In der Gruppenphase sind für jedes der drei Spiele mit Beteiligung Saudi-Arabiens durchschnittlich noch 3.900 Tickets verfügbar, obwohl das Land gegen die ehemaligen Meister Spanien und Uruguay eine relativ attraktive Gruppe hat. Der Durchschnittspreis der angebotenen Tickets für die „Green Falcons“ liegt mittlerweile unter dem Nennwert.
Riad hat im Vorfeld seiner erfolgreichen Bewerbung um die Ausrichtung der Weltmeisterschaft 2034 viel Geld in den Aufbau eines guten Rufs in diesem Sport investiert. Aber sein Team erwies sich als nicht beliebter als sein letzter Gruppengegner, die Kapverden, ein Land mit einer Bevölkerung von knapp 500.000 Menschen.
Im Gegensatz dazu herrscht Begeisterung für die Spiele in Mexiko, wo die drei Gruppenspiele zu Hause in Mexiko-Stadt und Guadalajara ausgetragen werden. Pro Spiel sind nur 300 Tickets erhältlich, die im Durchschnitt das Vierfache des ursprünglichen Kaufpreises kosten.
Tickets nach Kolumbien verzeichneten den höchsten durchschnittlichen Anstieg auf dem Wiederverkaufsmarkt und wurden zu mehr als dem Fünffachen ihres Nennwerts gehandelt. Das Spiel zwischen Kolumbien und Portugal in Miami ist derzeit das am meisten geschätzte Spiel und kostet im Durchschnitt das Sechsfache seines Nennwerts. Der durchschnittliche Ticketpreis, der noch verkauft wird, liegt bei 3.000 US-Dollar.
Auch einige kleine Länder sorgen für Fan-Begeisterung. Die wenigen verbliebenen Eintrittskarten für Schottland, das sich zum ersten Mal seit 1998 für eine Weltmeisterschaft qualifiziert hat, werden 85 % über dem Erstverkaufspreis gehandelt.

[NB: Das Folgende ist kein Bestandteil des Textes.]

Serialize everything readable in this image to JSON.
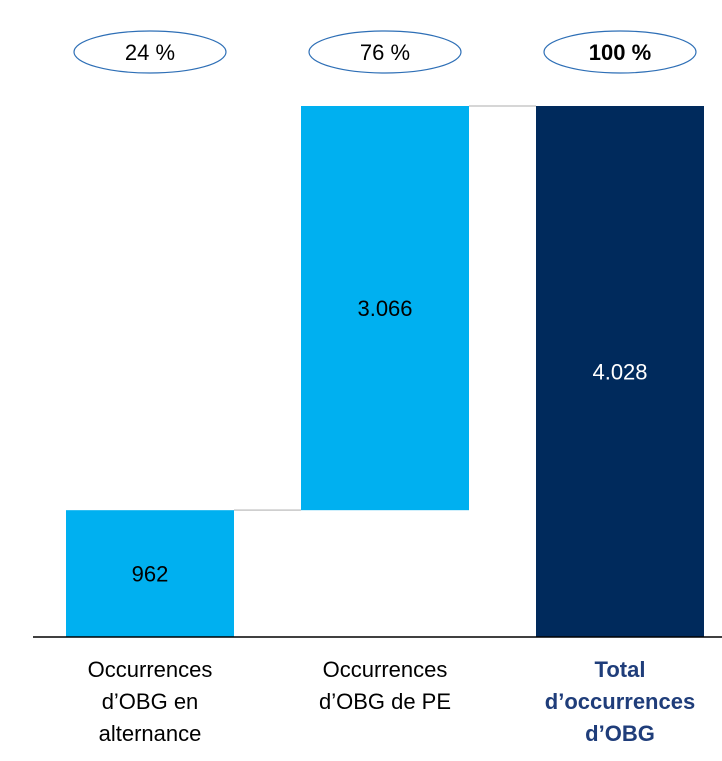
{
  "chart_data": {
    "type": "bar",
    "subtype": "waterfall",
    "categories": [
      "Occurrences d’OBG en alternance",
      "Occurrences d’OBG de PE",
      "Total d’occurrences d’OBG"
    ],
    "category_lines": [
      [
        "Occurrences",
        "d’OBG en",
        "alternance"
      ],
      [
        "Occurrences",
        "d’OBG de PE"
      ],
      [
        "Total",
        "d’occurrences",
        "d’OBG"
      ]
    ],
    "values": [
      962,
      3066,
      4028
    ],
    "value_labels": [
      "962",
      "3.066",
      "4.028"
    ],
    "percent_labels": [
      "24 %",
      "76 %",
      "100 %"
    ],
    "percent_bold": [
      false,
      false,
      true
    ],
    "total_index": 2,
    "ylim": [
      0,
      4028
    ],
    "grid": false,
    "colors": {
      "increment": "#00b0f0",
      "total": "#002a5c",
      "bar_label_on_light": "#000000",
      "bar_label_on_dark": "#ffffff",
      "axis": "#000000",
      "connector": "#c8c8c8",
      "ellipse_stroke": "#2e6fb6",
      "category_text": "#000000",
      "total_category_text": "#1f3d7a",
      "percent_text": "#000000"
    }
  }
}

Die durchschnittliche Eintrittskarte für Schottland gegen Brasilien kostet rund 2.000 US-Dollar.
Die FIFA erlaubte Einzelpersonen den Kauf von vier Tickets pro Spiel und insgesamt bis zu 40. Diese können dann auf Wiederverkaufsplattformen weiterverkauft werden, was bedeutet, dass die aktuellen Preise für den Eintritt in Spiele äußerst unterschiedlich sind. In Toronto, wo lokale Gesetze gegen Scalper vorschreiben, dass der Weiterverkauf zum Nennwert erfolgen muss, stehen nur wenige Tickets zum Weiterverkauf zur Verfügung.
Als Reaktion auf die Kritik an den hohen Preisen führte die FIFA eine kleine Anzahl günstigerer Tickets ein. Das Unternehmen, das um eine Stellungnahme gebeten wurde, sagte zuvor, es sei „darauf konzentriert, bestehenden Fans, aber auch potenziellen neuen Fans einen fairen Zugang zu unserem Spiel zu gewährleisten“, und dass seine Ticketing-Strategie „ein breites Preisspektrum“ abdeckt.